In the NOVA trial, patients were grouped into 1 of 2 groups, either germline BRCA positivity or non-germline BRCA positivity. And patients were randomized 2:1 to either niraparib versus placebo and placed into 1 of those 2 groups. And the results of those 2 groups were analyzed simultaneously. And then the third trial was using the PARP inhibitor rucaparib in patients not just with germline BRCA positivity but also either HRD [homologous recombination deficiency]-positive or non—HRD-positive groups: those patients who either did not have a germline or somatic BRCA mutation and were not homologous recombination deficient given what you can pick up on a test.

And in all 3 of those trials, there was a benefit to receiving the PARP inhibitor compared with not receiving the PARP inhibitor in terms of delaying progression or improvement in progression-free survival. And those results were most striking in women who have an underlying BRCA mutation, either germline or somatic. And what’s also really striking is in all 3 of those trials, for the patients who did not receive the PARP inhibitor, their progression-free survivals are quite similar. It’s around 5.5 months.

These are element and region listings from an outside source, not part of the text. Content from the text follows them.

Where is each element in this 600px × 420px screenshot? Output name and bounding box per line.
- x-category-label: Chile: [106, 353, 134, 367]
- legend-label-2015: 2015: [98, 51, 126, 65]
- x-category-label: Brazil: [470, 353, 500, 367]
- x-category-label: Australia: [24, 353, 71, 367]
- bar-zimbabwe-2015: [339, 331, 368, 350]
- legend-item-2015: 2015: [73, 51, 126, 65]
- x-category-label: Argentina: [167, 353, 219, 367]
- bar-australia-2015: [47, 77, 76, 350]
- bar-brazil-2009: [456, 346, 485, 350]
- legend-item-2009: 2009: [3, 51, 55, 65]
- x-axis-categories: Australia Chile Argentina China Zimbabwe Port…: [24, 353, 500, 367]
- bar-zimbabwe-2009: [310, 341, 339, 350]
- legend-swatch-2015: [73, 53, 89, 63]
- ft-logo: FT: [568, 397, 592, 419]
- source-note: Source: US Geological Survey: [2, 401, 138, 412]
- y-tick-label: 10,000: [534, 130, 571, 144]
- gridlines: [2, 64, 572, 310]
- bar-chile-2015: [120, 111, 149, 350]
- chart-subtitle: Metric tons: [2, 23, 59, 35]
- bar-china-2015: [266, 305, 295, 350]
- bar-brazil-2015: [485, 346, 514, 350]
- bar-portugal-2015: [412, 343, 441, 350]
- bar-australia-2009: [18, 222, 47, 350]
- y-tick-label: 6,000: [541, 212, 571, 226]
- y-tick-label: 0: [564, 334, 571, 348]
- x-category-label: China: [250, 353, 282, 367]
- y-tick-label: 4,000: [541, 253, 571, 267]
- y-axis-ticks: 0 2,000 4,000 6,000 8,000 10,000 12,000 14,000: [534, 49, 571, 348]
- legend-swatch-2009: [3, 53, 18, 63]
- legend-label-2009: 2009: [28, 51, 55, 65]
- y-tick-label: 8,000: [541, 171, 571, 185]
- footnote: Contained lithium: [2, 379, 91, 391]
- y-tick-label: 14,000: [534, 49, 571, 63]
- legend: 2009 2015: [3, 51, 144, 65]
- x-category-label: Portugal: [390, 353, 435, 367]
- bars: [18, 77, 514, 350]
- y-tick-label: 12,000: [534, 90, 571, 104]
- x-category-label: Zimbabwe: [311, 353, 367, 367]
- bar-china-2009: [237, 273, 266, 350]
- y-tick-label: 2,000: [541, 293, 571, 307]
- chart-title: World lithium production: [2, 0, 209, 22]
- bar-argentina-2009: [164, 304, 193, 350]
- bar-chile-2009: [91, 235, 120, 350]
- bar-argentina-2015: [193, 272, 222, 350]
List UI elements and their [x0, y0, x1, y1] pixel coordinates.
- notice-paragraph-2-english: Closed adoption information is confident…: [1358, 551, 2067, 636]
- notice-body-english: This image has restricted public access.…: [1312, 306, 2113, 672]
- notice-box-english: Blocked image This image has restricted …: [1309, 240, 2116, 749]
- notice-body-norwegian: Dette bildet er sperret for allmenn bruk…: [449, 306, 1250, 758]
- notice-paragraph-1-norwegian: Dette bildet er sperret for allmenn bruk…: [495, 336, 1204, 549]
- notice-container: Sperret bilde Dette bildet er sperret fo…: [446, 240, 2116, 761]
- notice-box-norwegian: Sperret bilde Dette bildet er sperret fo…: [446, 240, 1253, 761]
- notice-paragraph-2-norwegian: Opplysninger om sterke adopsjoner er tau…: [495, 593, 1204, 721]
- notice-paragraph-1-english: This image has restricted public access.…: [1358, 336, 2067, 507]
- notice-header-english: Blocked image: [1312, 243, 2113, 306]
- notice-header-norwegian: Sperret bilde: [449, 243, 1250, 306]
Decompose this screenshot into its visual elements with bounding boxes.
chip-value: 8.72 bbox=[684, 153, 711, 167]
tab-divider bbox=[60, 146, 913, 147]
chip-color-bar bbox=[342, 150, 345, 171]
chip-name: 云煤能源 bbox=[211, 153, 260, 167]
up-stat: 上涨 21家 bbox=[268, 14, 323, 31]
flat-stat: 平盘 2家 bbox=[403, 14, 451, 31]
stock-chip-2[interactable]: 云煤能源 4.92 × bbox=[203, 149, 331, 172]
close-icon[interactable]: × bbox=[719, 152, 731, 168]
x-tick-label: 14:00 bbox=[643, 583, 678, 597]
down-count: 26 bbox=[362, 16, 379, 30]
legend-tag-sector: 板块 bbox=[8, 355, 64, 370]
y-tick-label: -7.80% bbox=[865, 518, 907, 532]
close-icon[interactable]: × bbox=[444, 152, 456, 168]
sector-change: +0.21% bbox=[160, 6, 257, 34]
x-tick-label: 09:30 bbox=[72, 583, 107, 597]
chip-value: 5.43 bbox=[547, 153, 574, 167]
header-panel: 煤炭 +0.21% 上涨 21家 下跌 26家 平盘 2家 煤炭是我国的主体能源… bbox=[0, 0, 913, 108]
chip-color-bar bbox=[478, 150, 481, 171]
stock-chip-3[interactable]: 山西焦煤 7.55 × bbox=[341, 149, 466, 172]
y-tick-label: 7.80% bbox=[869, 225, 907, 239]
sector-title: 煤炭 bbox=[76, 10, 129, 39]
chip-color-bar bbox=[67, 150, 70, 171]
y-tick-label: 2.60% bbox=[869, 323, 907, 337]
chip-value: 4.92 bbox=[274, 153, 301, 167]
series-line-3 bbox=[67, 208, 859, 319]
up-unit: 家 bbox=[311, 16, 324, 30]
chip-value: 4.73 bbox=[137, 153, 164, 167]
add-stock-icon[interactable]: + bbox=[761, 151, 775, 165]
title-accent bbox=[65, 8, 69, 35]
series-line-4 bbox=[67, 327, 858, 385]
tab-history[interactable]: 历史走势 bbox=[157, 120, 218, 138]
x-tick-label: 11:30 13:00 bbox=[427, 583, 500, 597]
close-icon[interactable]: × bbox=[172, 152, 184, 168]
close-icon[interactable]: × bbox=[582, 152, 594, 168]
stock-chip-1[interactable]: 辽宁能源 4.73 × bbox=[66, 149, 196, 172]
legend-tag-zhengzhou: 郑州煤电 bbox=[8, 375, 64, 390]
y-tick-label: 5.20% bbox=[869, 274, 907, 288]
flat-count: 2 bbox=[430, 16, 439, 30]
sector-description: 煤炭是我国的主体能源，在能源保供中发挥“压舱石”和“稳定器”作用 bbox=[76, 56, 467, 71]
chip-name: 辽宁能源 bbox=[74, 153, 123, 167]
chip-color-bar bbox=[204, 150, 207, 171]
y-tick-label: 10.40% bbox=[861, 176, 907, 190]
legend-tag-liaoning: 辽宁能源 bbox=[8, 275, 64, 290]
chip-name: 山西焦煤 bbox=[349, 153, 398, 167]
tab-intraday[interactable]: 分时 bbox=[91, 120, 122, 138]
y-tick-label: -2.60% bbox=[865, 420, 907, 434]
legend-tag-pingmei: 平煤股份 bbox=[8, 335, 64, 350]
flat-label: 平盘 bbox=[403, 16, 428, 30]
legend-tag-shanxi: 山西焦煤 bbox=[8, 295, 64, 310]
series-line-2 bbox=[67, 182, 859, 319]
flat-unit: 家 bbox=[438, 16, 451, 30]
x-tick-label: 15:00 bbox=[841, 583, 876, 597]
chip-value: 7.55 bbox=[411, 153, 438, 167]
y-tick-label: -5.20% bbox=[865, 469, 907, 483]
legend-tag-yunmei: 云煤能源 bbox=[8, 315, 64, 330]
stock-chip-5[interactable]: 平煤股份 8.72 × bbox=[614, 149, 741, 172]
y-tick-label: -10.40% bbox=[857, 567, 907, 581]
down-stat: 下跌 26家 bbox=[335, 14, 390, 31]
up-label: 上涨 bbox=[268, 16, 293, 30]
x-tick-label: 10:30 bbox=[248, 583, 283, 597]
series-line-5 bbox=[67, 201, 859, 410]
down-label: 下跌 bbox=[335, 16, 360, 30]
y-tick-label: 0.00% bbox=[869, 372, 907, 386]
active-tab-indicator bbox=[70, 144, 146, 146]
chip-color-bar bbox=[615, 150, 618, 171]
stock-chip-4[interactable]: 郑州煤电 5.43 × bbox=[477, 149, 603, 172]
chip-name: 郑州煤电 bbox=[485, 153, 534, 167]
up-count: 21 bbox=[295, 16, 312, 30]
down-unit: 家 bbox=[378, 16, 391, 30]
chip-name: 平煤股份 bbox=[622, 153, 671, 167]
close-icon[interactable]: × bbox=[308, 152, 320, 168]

So it really tells you that in terms of efficacy of these PARP inhibitors, they’re quite similar in how well they work and in how well they delay progression, really showing the greatest benefits in women who have an underlying BRCA mutation and the least benefits in those patients who are not BRCA-mutated, so BRCA wild type, and who have no evidence of homologous recombination deficiency. Even in those patients, there was about a 3-month improvement in PFS. Whereas in patients who have a BRCA mutation, it’s closer to a little under 2 years. So yes, I think the PARP inhibitors are very good PARP inhibitors. Olaparib, niraparib, and rucaparib work in 2 ways: to trap PARP on damaged DNA, now allowing the PARP enzyme to work; and also just inhibiting the PARP enzyme.